Home Page of Dr Kuba Wschodni

Hello, I am Kuba Wschodni. "Kuba" is a Polish diminutive for "Jakob", which is fitting as I am only a very little man. I have an office in the upper left-hand drawer of Jaap van Oosten's desk at the Mathematical Institute.
My official address is:
Dr. K. Wschodni, c/o J. van Oosten
Mathematics Dept., Utrecht University
P.O. Box 80.010, 3508 TA Utrecht, The Netherlands.

My research interest is the mathematical foundations of music. I work in close collaboration with my friend and colleague Jaap van Oosten, who provides me with the mathematical rigour that my thoughts are so often lacking.

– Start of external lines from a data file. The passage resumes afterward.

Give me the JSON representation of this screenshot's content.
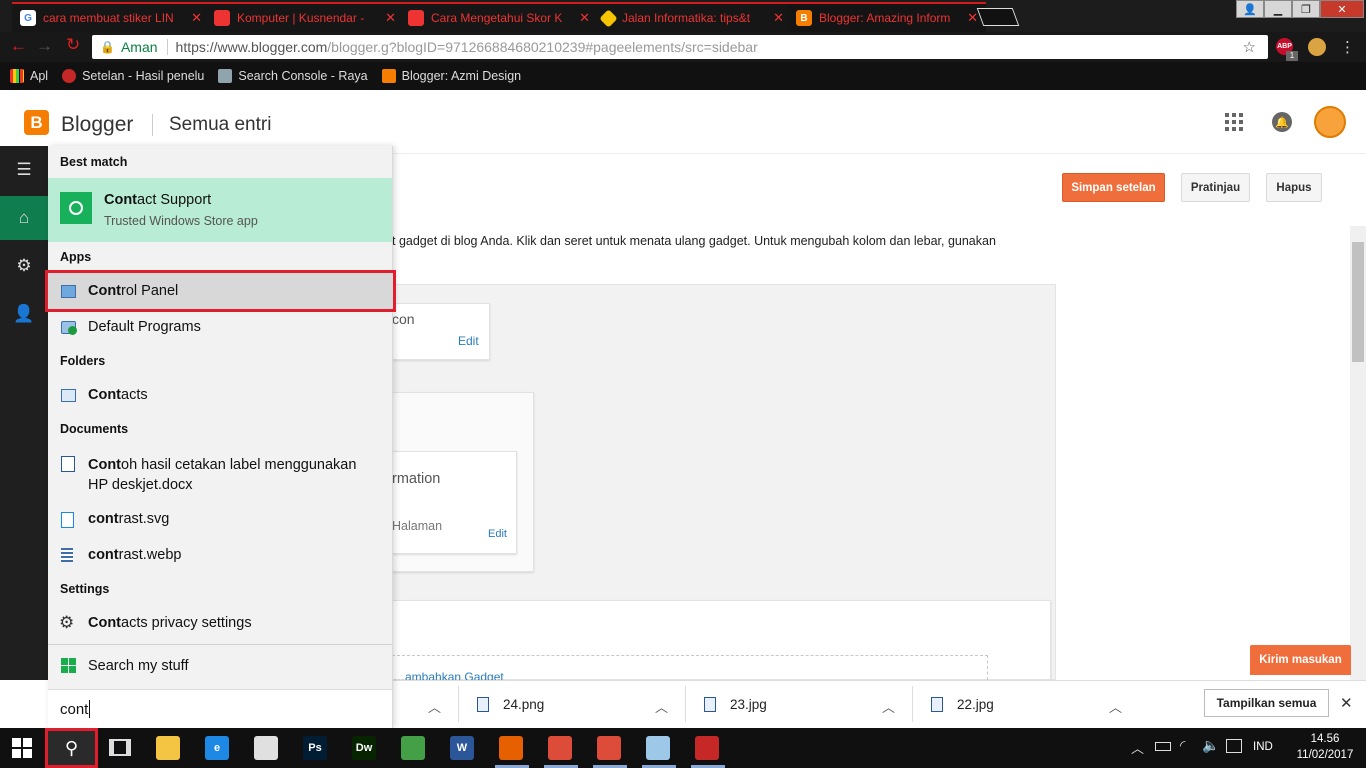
{
  "browser": {
    "tabs": [
      {
        "title": "cara membuat stiker LIN",
        "icon": "google-icon"
      },
      {
        "title": "Komputer | Kusnendar -",
        "icon": "blogger-doc-icon"
      },
      {
        "title": "Cara Mengetahui Skor K",
        "icon": "blogger-doc-icon"
      },
      {
        "title": "Jalan Informatika: tips&t",
        "icon": "ji-icon"
      },
      {
        "title": "Blogger: Amazing Inform",
        "icon": "blogger-icon"
      }
    ],
    "secure_label": "Aman",
    "url_main": "https://www.blogger.com",
    "url_rest": "/blogger.g?blogID=971266884680210239#pageelements/src=sidebar",
    "abp_label": "ABP",
    "abp_count": "1",
    "bookmarks": [
      {
        "label": "Apl"
      },
      {
        "label": "Setelan - Hasil penelu"
      },
      {
        "label": "Search Console - Raya"
      },
      {
        "label": "Blogger: Azmi Design"
      }
    ]
  },
  "blogger": {
    "logo_letter": "B",
    "brand": "Blogger",
    "section": "Semua entri",
    "save_button": "Simpan setelan",
    "preview_button": "Pratinjau",
    "delete_button": "Hapus",
    "description": "t gadget di blog Anda. Klik dan seret untuk menata ulang gadget. Untuk mengubah kolom dan lebar, gunakan",
    "gadget1_title": "con",
    "gadget1_edit": "Edit",
    "gadget2_title": "rmation",
    "gadget2_sub": "Halaman",
    "gadget2_edit": "Edit",
    "add_gadget_partial": "…ambahkan Gadget",
    "feedback_button": "Kirim masukan"
  },
  "start_search": {
    "best_match_header": "Best match",
    "best_match": {
      "title_bold": "Cont",
      "title_rest": "act Support",
      "subtitle": "Trusted Windows Store app"
    },
    "apps_header": "Apps",
    "apps": [
      {
        "bold": "Cont",
        "rest": "rol Panel",
        "icon": "control-panel-icon"
      },
      {
        "bold": "",
        "rest": "Default Programs",
        "icon": "default-programs-icon"
      }
    ],
    "folders_header": "Folders",
    "folders": [
      {
        "bold": "Cont",
        "rest": "acts",
        "icon": "contacts-folder-icon"
      }
    ],
    "documents_header": "Documents",
    "documents": [
      {
        "bold": "Cont",
        "rest": "oh hasil cetakan label menggunakan",
        "line2": "HP deskjet.docx",
        "icon": "word-doc-icon"
      },
      {
        "bold": "cont",
        "rest": "rast.svg",
        "icon": "svg-file-icon"
      },
      {
        "bold": "cont",
        "rest": "rast.webp",
        "icon": "webp-file-icon"
      }
    ],
    "settings_header": "Settings",
    "settings": [
      {
        "bold": "Cont",
        "rest": "acts privacy settings",
        "icon": "gear-icon"
      }
    ],
    "search_my_stuff": "Search my stuff",
    "query": "cont"
  },
  "downloads": {
    "items": [
      {
        "name": "24.png"
      },
      {
        "name": "23.jpg"
      },
      {
        "name": "22.jpg"
      }
    ],
    "show_all": "Tampilkan semua"
  },
  "taskbar": {
    "language": "IND",
    "time": "14.56",
    "date": "11/02/2017",
    "apps": [
      {
        "label": "",
        "icon": "file-explorer-icon",
        "color": "#f4c542"
      },
      {
        "label": "e",
        "icon": "edge-icon",
        "color": "#1e88e5"
      },
      {
        "label": "",
        "icon": "store-icon",
        "color": "#e0e0e0"
      },
      {
        "label": "Ps",
        "icon": "photoshop-icon",
        "color": "#001d34"
      },
      {
        "label": "Dw",
        "icon": "dreamweaver-icon",
        "color": "#072401"
      },
      {
        "label": "",
        "icon": "recycle-app-icon",
        "color": "#43a047"
      },
      {
        "label": "W",
        "icon": "word-icon",
        "color": "#2b579a"
      },
      {
        "label": "",
        "icon": "firefox-icon",
        "color": "#e66000"
      },
      {
        "label": "",
        "icon": "chrome-icon",
        "color": "#dd4b39"
      },
      {
        "label": "",
        "icon": "chrome-alt-icon",
        "color": "#dd4b39"
      },
      {
        "label": "",
        "icon": "notepad-icon",
        "color": "#9ec8e8"
      },
      {
        "label": "",
        "icon": "snipping-tool-icon",
        "color": "#c62828"
      }
    ]
  }
}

A recent result of ours is that Brahms' music lacks a sound logical underpinning, and that it cannot be formalized in ZFC. This generalizes a result by Ladro & Sporco (Rendiconti dei Fond. della Musica XXIV,45-189), who only show that induction fails for the Klavierstücke.
More precisely, we employ techniques from Transcendent Logic to show that by its very expressiveness, Brahms' music admits transfinite Gödelization; thus exhibiting in every purported universe B for it, a number which codes every possible extension of B. This, however, runs into a suitably formulated version of Russell's paradox.

Presently, I am working on "Crook's Conjecture" (see Burglar, Felon & Crook, Musica Universalis XXXIV, 434-529), which asserts that the famous "Waldscheinsonatas" (KV 410.34a-e) are not algebraic, but elliptic. It seems quite plausible that Yesenin-Volpin's recent refutation of the Second Incompleteness Theorem may turn out to provide the key idea in this topic.


Short biography: I was born in Klyndercz (Poland), in 1930. In 1945 my family fled to Austria (Vienna). I received my education at the k.k. Akademie für Katholische Weltanschauung und Grenzwissenschaftliche Erkenntnisse, where I made the acquaintance of Thomas Bernhard who was, already then, deeply interested in the Geisteswissenschaften; however, as he never failed to add, ``Ohne zu wissen, was die sogenannten Geisteswissenschaften eigentlich sind...'' One finds a reliable picture of the epoch in his novel Der Untergeher.

I graduated with a case study on repression in Brahms; arguing that the excessive use of the D-minor chord in Capriccio op.116 must be attributed to his subconscious awareness of an Iocaste-complex in his relationship to Clara Schumann. The thesis eventually got published in Psychoanalytica; later analysis by Jones and Bonaparte, however, revealed flaws in my work.

Without any regular position, I survived as free-lance writer of PhD theses in Philosophy, Psychology and Musicology (work which left me ample time to pursue my own interests); they still exist, filling academic libraries and carrying the names of powerful persons...

In 1955 I met Jan van Heijenoort, who embodied two of the most fascinating subjects I know: Trotskyism and Mathematical Logic. My essay Die Dialektik des Zweihändigen Klavierspiels is an example of my work of the era. I expound the theory that the Hegelian duality of thesis-antithesis (or subject-object) is perfectly mirrored in the left hand-right hand antinomy of the pre-Romantic piano literature, with Bach emphasizing the problem, Mozart denying it...until the two blend in divine synthesis with the work of Liszt; but then, as always, the infernal cycle starts anew with Ravel's Concerto for the Left Hand. The publication, in Inprecor 1959, gave rise to a heated debate among orthodox Marxists about the possible political interpretation of these ideas; some concluded that Bach is counterrevolutionary, but as yet the matter has not been resolved in a satisfactory fashion.

My attempts in Mathematical Logic remained embryonic for a long time. True, I am the inventor of the Deontic Principle ``If you can't, you shouldn't''; but to my regret the Principle has found little application, and most politicians seem to disagree with it, anyway. My efforts to find a logical form of Mertens' Principle Life is hard, but not impossible (Willem Mertens' Levensspiegel-J. van Oudshoorn) have been fruitless.

Since 1965 I live in Holland, where I find the skies and whole atmospheric context most propitious for my mental processes. I finally learnt to play the piano. My recent collaboration with Jaap van Oosten has given a new spark in my life.


I do not have my own e-mail address; please use Jaap van Oosten's: j.vanoosten@uu.nl, putting "Wschodni" in the header (I am usually sitting on his shoulder, and we get to read each other's e-mail).

Wschodni is a Polish name. Or better: it is the name "Van Oosten" in Polish notation. A Polish friend noticed this, and enquired to what degree we (that is, dr. Van Oosten and I) might be "the same, if not identical". The answer is that Our names are the same, though not identical; but for us as persons, it is the other way round (Wohltemperiertes Klavier II, Fuga XXXII, Bars 17-21).